= EN 1078 =

European standard for bicycle helmets, etc

EN 1078, entitled Helmets for pedal cyclists and for users of skateboards and roller skates, is a European standard published in 1997. It is the basis of the identical British Standard BS EN 1078:1997. Compliance with this standard is one way of complying with the requirements of the European Personal Protective Equipment Directive (PPE; 89/686/EEC).

The standard was revised in 2012, and then amended the same year, into the EN 1078:2012+A1:2012 standard. This again was the basis of the identical British standard BS EN 1078:2012+A1:2012.

EN 1078 specifies requirements and test methods for bicycle helmets, skateboard and roller skate helmets. It covers helmet construction including field of vision, shock absorbing properties, retention system properties including chin strap and fastening devices, as well as marking and information.

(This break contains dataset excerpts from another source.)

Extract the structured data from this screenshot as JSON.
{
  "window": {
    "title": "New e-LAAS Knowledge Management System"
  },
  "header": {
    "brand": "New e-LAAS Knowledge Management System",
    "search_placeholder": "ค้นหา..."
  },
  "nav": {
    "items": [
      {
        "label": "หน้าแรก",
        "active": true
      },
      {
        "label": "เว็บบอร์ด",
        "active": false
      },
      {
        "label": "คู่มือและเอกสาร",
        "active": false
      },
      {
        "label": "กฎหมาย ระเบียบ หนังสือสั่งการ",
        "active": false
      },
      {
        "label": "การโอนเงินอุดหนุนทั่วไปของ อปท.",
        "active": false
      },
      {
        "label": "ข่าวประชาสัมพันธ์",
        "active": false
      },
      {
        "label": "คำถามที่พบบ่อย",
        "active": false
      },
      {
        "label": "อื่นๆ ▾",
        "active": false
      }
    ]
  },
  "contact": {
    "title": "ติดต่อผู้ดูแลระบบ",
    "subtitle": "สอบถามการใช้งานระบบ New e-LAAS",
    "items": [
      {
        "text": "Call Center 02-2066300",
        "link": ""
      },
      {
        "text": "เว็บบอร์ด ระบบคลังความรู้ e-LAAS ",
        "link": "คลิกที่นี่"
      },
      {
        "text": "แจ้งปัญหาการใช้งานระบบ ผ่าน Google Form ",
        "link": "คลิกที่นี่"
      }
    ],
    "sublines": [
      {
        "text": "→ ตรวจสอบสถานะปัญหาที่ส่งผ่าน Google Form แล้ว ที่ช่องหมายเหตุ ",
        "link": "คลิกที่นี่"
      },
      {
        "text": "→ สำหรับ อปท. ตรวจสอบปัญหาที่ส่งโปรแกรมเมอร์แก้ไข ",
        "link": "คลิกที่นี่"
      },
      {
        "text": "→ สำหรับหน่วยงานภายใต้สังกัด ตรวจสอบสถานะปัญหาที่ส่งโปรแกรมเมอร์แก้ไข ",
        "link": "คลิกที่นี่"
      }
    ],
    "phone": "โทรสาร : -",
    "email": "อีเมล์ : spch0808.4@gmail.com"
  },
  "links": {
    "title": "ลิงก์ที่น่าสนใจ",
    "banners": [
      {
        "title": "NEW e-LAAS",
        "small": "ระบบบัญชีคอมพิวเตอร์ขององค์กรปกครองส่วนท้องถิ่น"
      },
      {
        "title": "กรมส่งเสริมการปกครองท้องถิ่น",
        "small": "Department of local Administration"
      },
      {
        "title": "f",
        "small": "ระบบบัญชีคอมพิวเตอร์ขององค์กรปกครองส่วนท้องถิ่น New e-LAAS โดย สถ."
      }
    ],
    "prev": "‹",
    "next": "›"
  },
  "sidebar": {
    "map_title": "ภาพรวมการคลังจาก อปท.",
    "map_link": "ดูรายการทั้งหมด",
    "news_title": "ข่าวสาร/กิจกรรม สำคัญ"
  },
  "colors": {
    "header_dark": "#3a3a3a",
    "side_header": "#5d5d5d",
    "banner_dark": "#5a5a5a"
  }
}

The standard's key features are:
- Test anvils: Flat and kerbstone
- Drop apparatus: Guided free fall
- Impact velocity, energy or drop height flat anvil: 5.42–5.52 m/s
- Impact energy criteria: < 250g
- Roll-off test: Yes
- Retention system strength: Force applied dynamically. Helmet supported on headform.

A derived standard, EN 1080, covers helmets for young children. It addresses problems associated with the strangulation of children playing while wearing helmets.